According to a study conducted last year by my company, Xplenty, nearly one-third of business intelligence professionals say they spend between 50 and 90 percent of their time just cleaning raw data for analytics. As a result of valuable time and talent devoted to preparing data, businesses are often slow to unlock its insights or to act on them.
It’s also why accelerating “time-to-insight” has become today’s top data challenge. Here are four tips to shorten the time between data integration and analytics.
Before identifying and formalizing a data-collection process, you need to start with your business objectives in mind: What are the desired outcomes and goals? What problems do you want to address? These questions guide what data to collect and the subsequent integration process. As analytics expert Ram Chandrasekar said, “Find out what the top three or four problems are and how they map to the data that is within the company, the data outside the company, and the need to integrate them.”

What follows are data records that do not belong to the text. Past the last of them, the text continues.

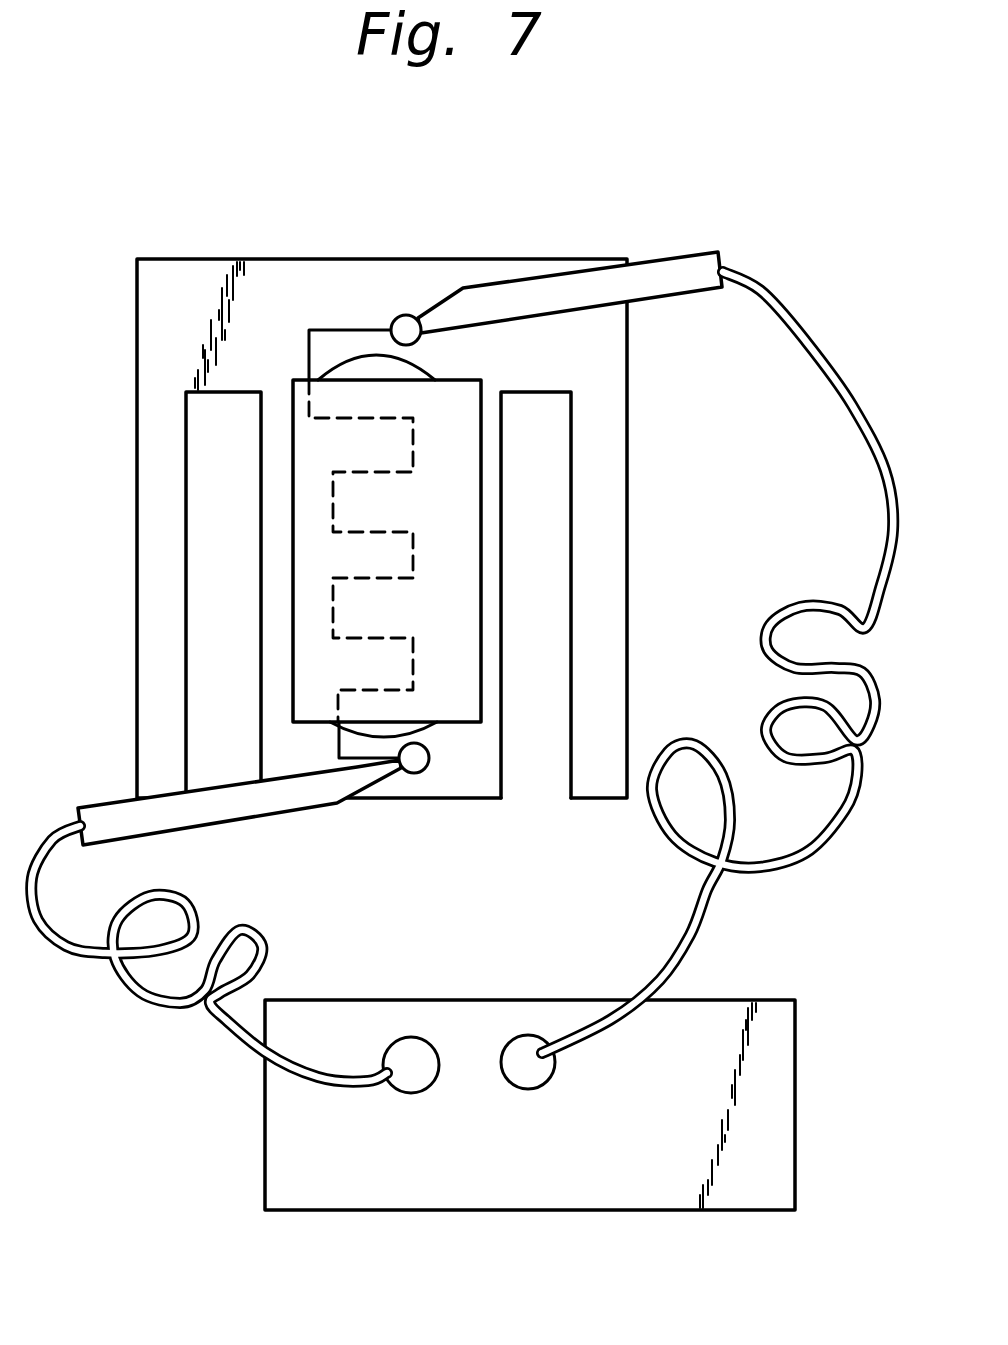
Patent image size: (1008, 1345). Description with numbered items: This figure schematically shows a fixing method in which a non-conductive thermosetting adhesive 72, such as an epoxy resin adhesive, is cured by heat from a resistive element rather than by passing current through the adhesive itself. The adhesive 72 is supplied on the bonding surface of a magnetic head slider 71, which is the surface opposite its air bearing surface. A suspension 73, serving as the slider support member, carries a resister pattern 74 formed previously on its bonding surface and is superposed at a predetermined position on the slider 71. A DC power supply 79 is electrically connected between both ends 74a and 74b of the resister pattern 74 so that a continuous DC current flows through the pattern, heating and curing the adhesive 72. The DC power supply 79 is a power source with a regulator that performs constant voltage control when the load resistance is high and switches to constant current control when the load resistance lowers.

The magnetic head slider 71 is at (305, 588).
The non-conductive thermosetting adhesive 72 is at (350, 364).
The suspension 73 is at (158, 326).
The resister pattern 74 is at (333, 488).
The end of the resister pattern 74a is at (404, 314).
The end of the resister pattern 74b is at (416, 773).
The DC power supply 79 is at (587, 1192).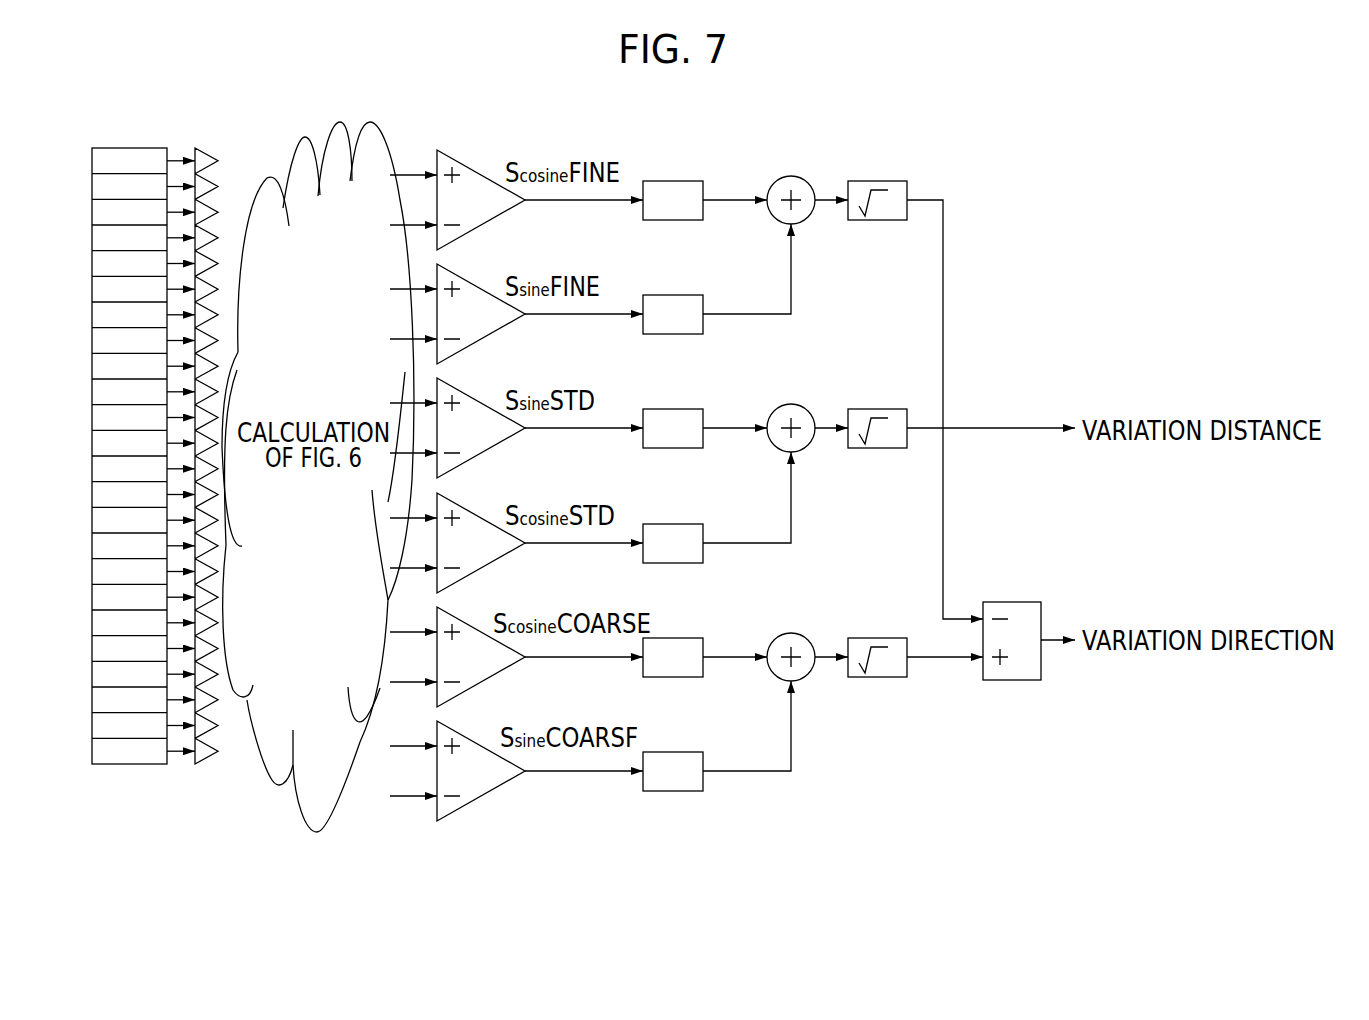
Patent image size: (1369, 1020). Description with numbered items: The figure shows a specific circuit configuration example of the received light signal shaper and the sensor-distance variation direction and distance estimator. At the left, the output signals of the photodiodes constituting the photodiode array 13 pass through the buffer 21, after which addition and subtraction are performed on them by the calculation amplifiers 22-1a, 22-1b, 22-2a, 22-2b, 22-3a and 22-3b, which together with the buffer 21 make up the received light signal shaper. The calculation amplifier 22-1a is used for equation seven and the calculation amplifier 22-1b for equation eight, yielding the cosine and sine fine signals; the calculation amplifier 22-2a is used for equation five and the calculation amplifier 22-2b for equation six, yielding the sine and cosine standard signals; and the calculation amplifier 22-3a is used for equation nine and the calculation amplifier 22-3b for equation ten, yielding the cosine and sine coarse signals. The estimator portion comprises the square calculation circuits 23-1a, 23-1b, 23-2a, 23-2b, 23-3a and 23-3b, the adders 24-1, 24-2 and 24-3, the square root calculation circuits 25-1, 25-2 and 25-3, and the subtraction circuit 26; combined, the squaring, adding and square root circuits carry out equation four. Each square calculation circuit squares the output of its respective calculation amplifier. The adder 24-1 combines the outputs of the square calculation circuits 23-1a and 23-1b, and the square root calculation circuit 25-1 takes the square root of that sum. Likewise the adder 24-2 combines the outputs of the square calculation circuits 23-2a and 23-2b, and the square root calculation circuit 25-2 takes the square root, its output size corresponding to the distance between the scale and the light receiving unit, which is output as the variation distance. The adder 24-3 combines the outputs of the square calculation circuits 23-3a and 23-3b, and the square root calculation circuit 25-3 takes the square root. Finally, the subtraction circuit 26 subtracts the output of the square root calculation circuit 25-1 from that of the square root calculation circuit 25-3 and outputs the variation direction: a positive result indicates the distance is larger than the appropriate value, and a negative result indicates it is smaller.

The photodiode array 13 is at (130, 148).
The buffer 21 is at (205, 150).
The calculation amplifier 22-1a is at (461, 164).
The calculation amplifier 22-1b is at (461, 278).
The calculation amplifier 22-2a is at (461, 392).
The calculation amplifier 22-2b is at (461, 507).
The calculation amplifier 22-3a is at (461, 621).
The calculation amplifier 22-3b is at (461, 735).
The square calculation circuit 23-1a is at (668, 181).
The square calculation circuit 23-1b is at (668, 295).
The square calculation circuit 23-2a is at (668, 409).
The square calculation circuit 23-2b is at (668, 524).
The square calculation circuit 23-3a is at (668, 638).
The square calculation circuit 23-3b is at (668, 752).
The adder 24-1 is at (808, 217).
The adder 24-2 is at (808, 445).
The adder 24-3 is at (808, 674).
The square root calculation circuit 25-1 is at (873, 181).
The square root calculation circuit 25-2 is at (873, 409).
The square root calculation circuit 25-3 is at (873, 638).
The subtraction circuit 26 is at (1000, 680).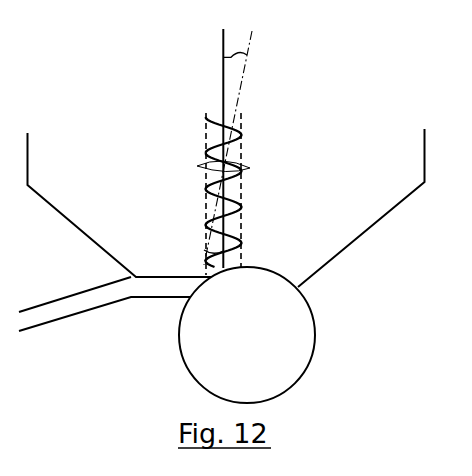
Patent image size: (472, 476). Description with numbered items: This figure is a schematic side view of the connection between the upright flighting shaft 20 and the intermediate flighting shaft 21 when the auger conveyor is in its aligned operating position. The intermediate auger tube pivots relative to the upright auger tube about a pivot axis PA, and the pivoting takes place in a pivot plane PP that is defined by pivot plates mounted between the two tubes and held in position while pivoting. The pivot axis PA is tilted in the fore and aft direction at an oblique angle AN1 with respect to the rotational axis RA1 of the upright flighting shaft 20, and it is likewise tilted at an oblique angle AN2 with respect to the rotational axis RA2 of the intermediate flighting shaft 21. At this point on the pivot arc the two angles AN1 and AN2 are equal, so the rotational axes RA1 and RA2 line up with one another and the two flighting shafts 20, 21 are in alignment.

The upright flighting shaft 20 is at (225, 184).
The intermediate flighting shaft 21 is at (217, 141).
The pivot plane PP is at (197, 165).
The pivot axis PA is at (240, 140).
The rotational axis of the upright flighting shaft RA1 is at (242, 207).
The rotational axis of the intermediate flighting shaft RA2 is at (223, 91).
The oblique angle AN1 is at (209, 252).
The oblique angle AN2 is at (247, 55).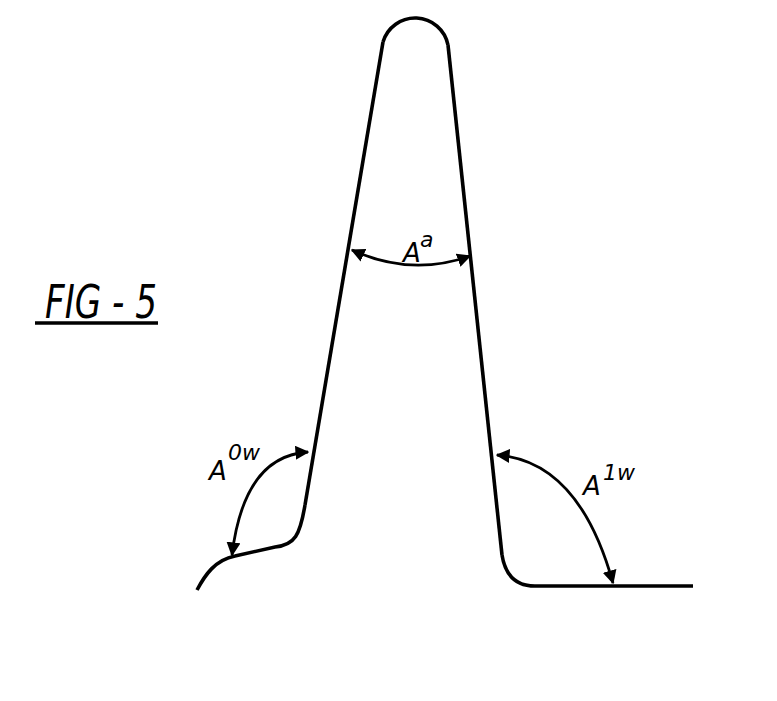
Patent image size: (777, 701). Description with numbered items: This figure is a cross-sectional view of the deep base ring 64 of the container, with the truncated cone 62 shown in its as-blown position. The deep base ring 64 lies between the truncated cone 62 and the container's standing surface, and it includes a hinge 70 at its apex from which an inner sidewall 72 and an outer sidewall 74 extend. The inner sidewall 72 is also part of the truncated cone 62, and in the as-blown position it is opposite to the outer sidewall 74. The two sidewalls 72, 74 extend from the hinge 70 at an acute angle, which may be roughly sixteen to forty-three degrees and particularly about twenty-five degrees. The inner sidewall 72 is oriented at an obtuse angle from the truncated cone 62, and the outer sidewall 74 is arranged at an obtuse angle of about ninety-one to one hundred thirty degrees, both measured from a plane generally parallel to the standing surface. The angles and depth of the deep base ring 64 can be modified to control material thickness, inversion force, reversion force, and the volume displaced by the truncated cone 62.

As data’s value has grown clearer, the cost of data storage has been reduced, making collection easier than ever. Businesses can now collect all the data they can find. But without a hard focus and set limitations, more data does not enable greater insight. Instead, it only slows value extraction.
With a finite scope and a tight focus on specific goals and problems, you can begin to design your collection and integration process. Opening the floodgates only adds time to an already onerous data-analysis process.
Select an Integration Platform that is Flexible, Elastic, and Scalable
An estimated 2.5 quintillion bytes of data are created on a daily basis worldwide. The volume and velocity of data are overwhelming. Given the always-shifting priorities and demands of big data, the possibilities (and potential for dead-end insights) are limitless.
When it comes to data, you are limited only by what you don’t collect (and, sometimes, the decision about what not to collect is more important than what you do choose to collect).